Les écrins manquants
Aussi tendance que le terme puisse être, il existe bel et bien des humains si sensibles que leurs émotions ont tendance à déborder.
Depuis quelques temps, je reçois des images de ma silhouette en baskets avalant des kilomètres de marche en montagne, libre de prendre des chemins tordus et ombragés. J'arrive même à renifler l'odeur des feuilles d'automne prêtes à tomber et à mariner dans des flaques de pluie fraîche.
Mon cerveau m'envoie également, plusieurs fois par jour, les images d'œuvres littéraires révisées sous forme de films : La vie rêvée de Walter Mitty, porté par Ben Stiller, Wild, adapté du best-seller de Cheryl Strayed, Mange, prie aime, d’après de l’ouvrage d’Elizabeth Gilbert. Des histoires d'humains largués, voir timorés, comprenant qu'ils font fausse route et décident d'en emprunter une autre, caillouteuse, peu fréquentée, non balisée.
Je me suis replongée dans la version hollywoodienne de Mange, prie aime. Julia Roberts y joue Liz, une autrice en quête de sens, de justesse et de gourmandise. Dans ce film niais à souhait, Liz, de passage à Rome, déguste un plat de spaghettis en compagnie de ses nouveaux amis européens. Ensemble, ils se questionnent : "On a tous un mot qui parle de nous ! Quel est ton mot, Liz ?" L'autrice ne sait que répondre. Le regard éteint, dans un effet narratif entendu, elle nous fait comprendre pourquoi elle a choisi de tout plaquer : pour trouver ce qualificatif, ce mot, son identité.
Il est souvent plus évident de désigner ce que nous ne sommes pas. Je ne saurai dire quel est "mon" mot, mais je peux affirmer que "hermétique" ne l'est pas et ne le sera jamais. J'ai un gros cœur fourré d'émotions. Il est même si plein d'émotions qu'il bat plus vite que la moyenne, j’en viens même à me demander si je ne finirai pas par mourir d'une crise cardiaque pour avoir trop ressenti, ou trop goinfrer ce cœur de sensations aléatoires, intenses et contradictoires.

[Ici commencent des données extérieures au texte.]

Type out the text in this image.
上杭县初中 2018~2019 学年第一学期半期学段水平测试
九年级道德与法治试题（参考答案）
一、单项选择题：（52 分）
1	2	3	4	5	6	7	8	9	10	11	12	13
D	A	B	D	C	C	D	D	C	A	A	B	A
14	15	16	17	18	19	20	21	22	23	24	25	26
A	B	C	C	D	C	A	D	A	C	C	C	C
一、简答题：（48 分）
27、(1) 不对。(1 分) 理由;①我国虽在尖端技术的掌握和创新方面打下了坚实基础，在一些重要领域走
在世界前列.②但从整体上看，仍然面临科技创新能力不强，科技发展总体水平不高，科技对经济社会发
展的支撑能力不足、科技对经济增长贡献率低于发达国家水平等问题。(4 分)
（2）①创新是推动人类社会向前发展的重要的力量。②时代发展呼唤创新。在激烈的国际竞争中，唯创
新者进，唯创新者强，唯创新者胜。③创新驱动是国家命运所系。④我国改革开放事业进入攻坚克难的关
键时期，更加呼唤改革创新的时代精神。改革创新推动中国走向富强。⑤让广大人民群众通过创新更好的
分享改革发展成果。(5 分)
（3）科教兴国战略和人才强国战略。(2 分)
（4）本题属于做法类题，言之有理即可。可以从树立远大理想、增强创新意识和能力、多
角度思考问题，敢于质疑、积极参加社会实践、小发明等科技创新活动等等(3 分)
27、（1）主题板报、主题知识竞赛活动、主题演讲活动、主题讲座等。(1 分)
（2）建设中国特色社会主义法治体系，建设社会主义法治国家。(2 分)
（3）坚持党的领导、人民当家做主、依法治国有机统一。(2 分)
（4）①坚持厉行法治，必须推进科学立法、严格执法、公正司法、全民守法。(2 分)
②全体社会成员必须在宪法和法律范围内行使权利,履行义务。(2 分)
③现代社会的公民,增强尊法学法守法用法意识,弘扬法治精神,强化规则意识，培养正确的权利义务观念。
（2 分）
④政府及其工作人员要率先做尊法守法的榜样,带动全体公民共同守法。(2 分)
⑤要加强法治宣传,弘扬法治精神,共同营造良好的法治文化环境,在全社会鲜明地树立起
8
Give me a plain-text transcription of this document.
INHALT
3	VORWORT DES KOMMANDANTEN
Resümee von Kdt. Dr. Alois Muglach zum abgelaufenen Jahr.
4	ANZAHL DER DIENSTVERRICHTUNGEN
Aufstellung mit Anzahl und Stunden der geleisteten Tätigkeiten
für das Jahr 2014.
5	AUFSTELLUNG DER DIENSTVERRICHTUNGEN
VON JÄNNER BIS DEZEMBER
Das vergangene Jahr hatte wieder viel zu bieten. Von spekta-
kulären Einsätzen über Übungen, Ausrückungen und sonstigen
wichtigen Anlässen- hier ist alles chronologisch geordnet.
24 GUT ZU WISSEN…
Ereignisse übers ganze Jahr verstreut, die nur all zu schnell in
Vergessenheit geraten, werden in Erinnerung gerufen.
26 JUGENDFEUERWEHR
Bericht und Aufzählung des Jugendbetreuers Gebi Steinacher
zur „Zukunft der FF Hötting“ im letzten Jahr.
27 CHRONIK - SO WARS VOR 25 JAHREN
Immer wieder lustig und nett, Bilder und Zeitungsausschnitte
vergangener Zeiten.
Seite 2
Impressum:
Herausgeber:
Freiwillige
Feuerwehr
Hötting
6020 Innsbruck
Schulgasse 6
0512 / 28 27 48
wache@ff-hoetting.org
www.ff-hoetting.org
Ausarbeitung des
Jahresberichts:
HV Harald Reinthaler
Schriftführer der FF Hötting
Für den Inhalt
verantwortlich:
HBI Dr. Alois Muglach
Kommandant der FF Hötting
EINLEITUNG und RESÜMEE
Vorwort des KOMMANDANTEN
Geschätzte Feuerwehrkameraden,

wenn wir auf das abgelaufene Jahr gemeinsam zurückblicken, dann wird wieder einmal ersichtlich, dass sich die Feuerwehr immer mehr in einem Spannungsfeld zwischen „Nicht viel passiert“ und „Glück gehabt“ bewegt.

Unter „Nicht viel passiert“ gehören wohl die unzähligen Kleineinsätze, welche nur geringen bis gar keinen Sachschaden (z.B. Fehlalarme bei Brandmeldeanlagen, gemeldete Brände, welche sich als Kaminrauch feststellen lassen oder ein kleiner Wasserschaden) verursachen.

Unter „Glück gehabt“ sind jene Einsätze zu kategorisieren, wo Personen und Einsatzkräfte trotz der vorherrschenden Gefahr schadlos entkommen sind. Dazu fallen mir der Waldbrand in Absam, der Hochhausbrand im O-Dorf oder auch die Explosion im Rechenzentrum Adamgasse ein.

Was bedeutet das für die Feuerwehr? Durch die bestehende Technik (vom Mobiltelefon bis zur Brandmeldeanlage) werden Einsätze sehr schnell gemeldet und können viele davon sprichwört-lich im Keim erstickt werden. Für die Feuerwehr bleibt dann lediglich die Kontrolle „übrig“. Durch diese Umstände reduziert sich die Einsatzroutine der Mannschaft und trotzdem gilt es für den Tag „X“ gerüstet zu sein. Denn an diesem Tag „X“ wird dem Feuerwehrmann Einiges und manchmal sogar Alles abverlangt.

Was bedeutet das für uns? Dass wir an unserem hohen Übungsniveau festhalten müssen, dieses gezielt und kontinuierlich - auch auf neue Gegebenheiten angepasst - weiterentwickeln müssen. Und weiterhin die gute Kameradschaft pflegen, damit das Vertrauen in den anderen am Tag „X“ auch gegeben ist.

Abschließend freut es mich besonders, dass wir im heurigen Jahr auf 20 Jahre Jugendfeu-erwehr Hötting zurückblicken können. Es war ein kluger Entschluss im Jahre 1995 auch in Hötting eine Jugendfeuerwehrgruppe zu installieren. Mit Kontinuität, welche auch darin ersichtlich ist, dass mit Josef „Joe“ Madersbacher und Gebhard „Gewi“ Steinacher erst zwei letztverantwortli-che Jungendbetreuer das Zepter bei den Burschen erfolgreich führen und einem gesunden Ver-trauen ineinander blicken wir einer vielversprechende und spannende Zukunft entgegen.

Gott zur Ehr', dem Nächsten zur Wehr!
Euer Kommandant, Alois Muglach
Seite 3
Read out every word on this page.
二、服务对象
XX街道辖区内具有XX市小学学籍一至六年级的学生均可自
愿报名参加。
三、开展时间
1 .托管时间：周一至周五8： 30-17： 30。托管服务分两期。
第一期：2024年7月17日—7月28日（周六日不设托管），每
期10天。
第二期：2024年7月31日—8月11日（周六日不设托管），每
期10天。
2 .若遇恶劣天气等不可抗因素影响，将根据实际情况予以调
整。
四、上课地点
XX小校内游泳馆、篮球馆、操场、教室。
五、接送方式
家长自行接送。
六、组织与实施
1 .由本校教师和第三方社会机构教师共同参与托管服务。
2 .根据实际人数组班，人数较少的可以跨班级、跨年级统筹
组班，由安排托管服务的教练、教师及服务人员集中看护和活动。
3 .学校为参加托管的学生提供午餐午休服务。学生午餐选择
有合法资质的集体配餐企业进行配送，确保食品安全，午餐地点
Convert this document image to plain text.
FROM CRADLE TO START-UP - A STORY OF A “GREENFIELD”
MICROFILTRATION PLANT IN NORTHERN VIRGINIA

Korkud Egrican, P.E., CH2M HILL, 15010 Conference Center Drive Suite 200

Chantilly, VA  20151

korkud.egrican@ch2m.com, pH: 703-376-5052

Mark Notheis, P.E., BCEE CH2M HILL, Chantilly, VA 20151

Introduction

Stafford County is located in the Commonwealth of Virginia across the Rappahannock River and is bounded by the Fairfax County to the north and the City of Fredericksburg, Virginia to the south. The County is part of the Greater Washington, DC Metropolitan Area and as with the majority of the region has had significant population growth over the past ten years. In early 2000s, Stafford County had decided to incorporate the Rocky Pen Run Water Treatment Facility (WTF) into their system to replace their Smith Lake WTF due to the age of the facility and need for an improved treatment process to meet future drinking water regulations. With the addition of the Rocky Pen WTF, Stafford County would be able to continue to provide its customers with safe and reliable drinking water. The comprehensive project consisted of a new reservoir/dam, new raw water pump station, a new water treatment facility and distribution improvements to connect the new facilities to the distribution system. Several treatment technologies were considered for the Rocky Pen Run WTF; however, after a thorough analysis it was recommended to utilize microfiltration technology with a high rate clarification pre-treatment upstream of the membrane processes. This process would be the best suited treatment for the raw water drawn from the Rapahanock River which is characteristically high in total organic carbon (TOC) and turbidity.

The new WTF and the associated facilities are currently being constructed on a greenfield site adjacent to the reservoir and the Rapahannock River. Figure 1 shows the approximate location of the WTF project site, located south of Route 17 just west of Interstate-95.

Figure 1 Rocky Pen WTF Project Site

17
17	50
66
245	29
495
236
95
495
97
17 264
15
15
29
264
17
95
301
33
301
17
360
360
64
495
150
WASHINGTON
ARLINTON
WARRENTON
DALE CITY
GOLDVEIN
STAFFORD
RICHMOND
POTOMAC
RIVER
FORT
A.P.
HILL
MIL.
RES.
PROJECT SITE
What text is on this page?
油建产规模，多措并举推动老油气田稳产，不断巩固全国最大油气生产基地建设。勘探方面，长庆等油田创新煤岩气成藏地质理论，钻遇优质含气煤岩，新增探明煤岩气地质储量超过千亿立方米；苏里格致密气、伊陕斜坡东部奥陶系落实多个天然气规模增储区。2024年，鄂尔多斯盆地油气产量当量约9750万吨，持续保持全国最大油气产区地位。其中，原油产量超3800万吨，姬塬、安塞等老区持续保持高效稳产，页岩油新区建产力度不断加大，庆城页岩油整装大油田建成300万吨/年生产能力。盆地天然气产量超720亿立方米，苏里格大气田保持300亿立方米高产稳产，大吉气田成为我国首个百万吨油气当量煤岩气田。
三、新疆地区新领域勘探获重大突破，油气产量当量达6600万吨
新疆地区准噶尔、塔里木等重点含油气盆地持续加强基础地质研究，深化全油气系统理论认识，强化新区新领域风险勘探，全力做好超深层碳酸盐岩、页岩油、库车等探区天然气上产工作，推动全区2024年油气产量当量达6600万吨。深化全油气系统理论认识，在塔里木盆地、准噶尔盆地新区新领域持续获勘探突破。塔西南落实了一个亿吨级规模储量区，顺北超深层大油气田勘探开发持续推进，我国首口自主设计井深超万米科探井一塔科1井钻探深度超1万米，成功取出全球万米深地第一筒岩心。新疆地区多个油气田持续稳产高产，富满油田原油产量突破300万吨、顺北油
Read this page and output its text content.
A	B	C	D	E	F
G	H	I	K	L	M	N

On peut voir les choses ainsi : nous avons tous un cœur et un cerveau. Les vôtre sont enveloppés dans un écrin de verre solide suffisamment bien foutu pour filtrer la plupart des stimuli que la vie distribue au cours d'une journée.
Je suis née sans ces écrins. Cœur-et-cerveau sont à vif, de manière continue. Je dois en prendre soin, les rassurer, les isoler pour qu'ils puissent digérer les lumières, les sons et les couleurs qu'ils ont récolté en chemin sans être en capacité de les trier.
Quand je n'ai pas d'autre choix que de voguer dans un quotidien pressé et pressant, cœur-et-cerveau enregistrent tout, sans pause, et je dois les cacher dans la solitude durant des heures pour qu'ils se mettent à ranger leurs affaires.
Ces temps de solitude sont mes écrins manquants.
C'est éreintant, de ressentir autant. Ça l'est d'autant plus quand il est préférable de le dissimuler. Montrer une fragilité émotionnelle dans une société braillarde ? Assumer que tout nous touche ? Laisser sortir l'intime devant des personnes incommodées par tant de vulnérabilité ? Ravale tout ça, petite chose. Laisse les mouvements pétiller, muer et remuer en toi. Ça ne doit pas sortir, c'est indécent. Il y a forcément de la place, dans ton corps, pour stocker toute cette agitation.
Cœur-et-cerveau sont comme des enfants qui n'ont jamais appris à faire la part des choses. Ils ne sont pour autant pas défectueux : ils ne savent pas se protéger et c'est à moi de les guider, de respecter ce qu'ils sont. Parfois, ils me gavent ; parfois, je les bénis. Un peu comme vos enfants, sûrement.
Être hyper (ou trop, pour certains) c'est avoir chez soi une armoire secrète renfermant une collection de dômes en verre de toutes tailles. De petites coupoles transparentes où l'on va glisser cœur-et-cerveau en fin de journée, pour qu'ils puissent goûter à la quiétude. On optera pour un large dôme quand le cœur sera lourd d'émotions vives ; et pour un dôme plus mince quand le cerveau aura été requinqué par la joie, le silence et les rires à la fois.
Un peu comme si, au lieu d'une rose sous cloche en train de fâner, il y a une âme sensible en train de récupérer. C’est cela, en partie, qu’on appelle hypersensibilité.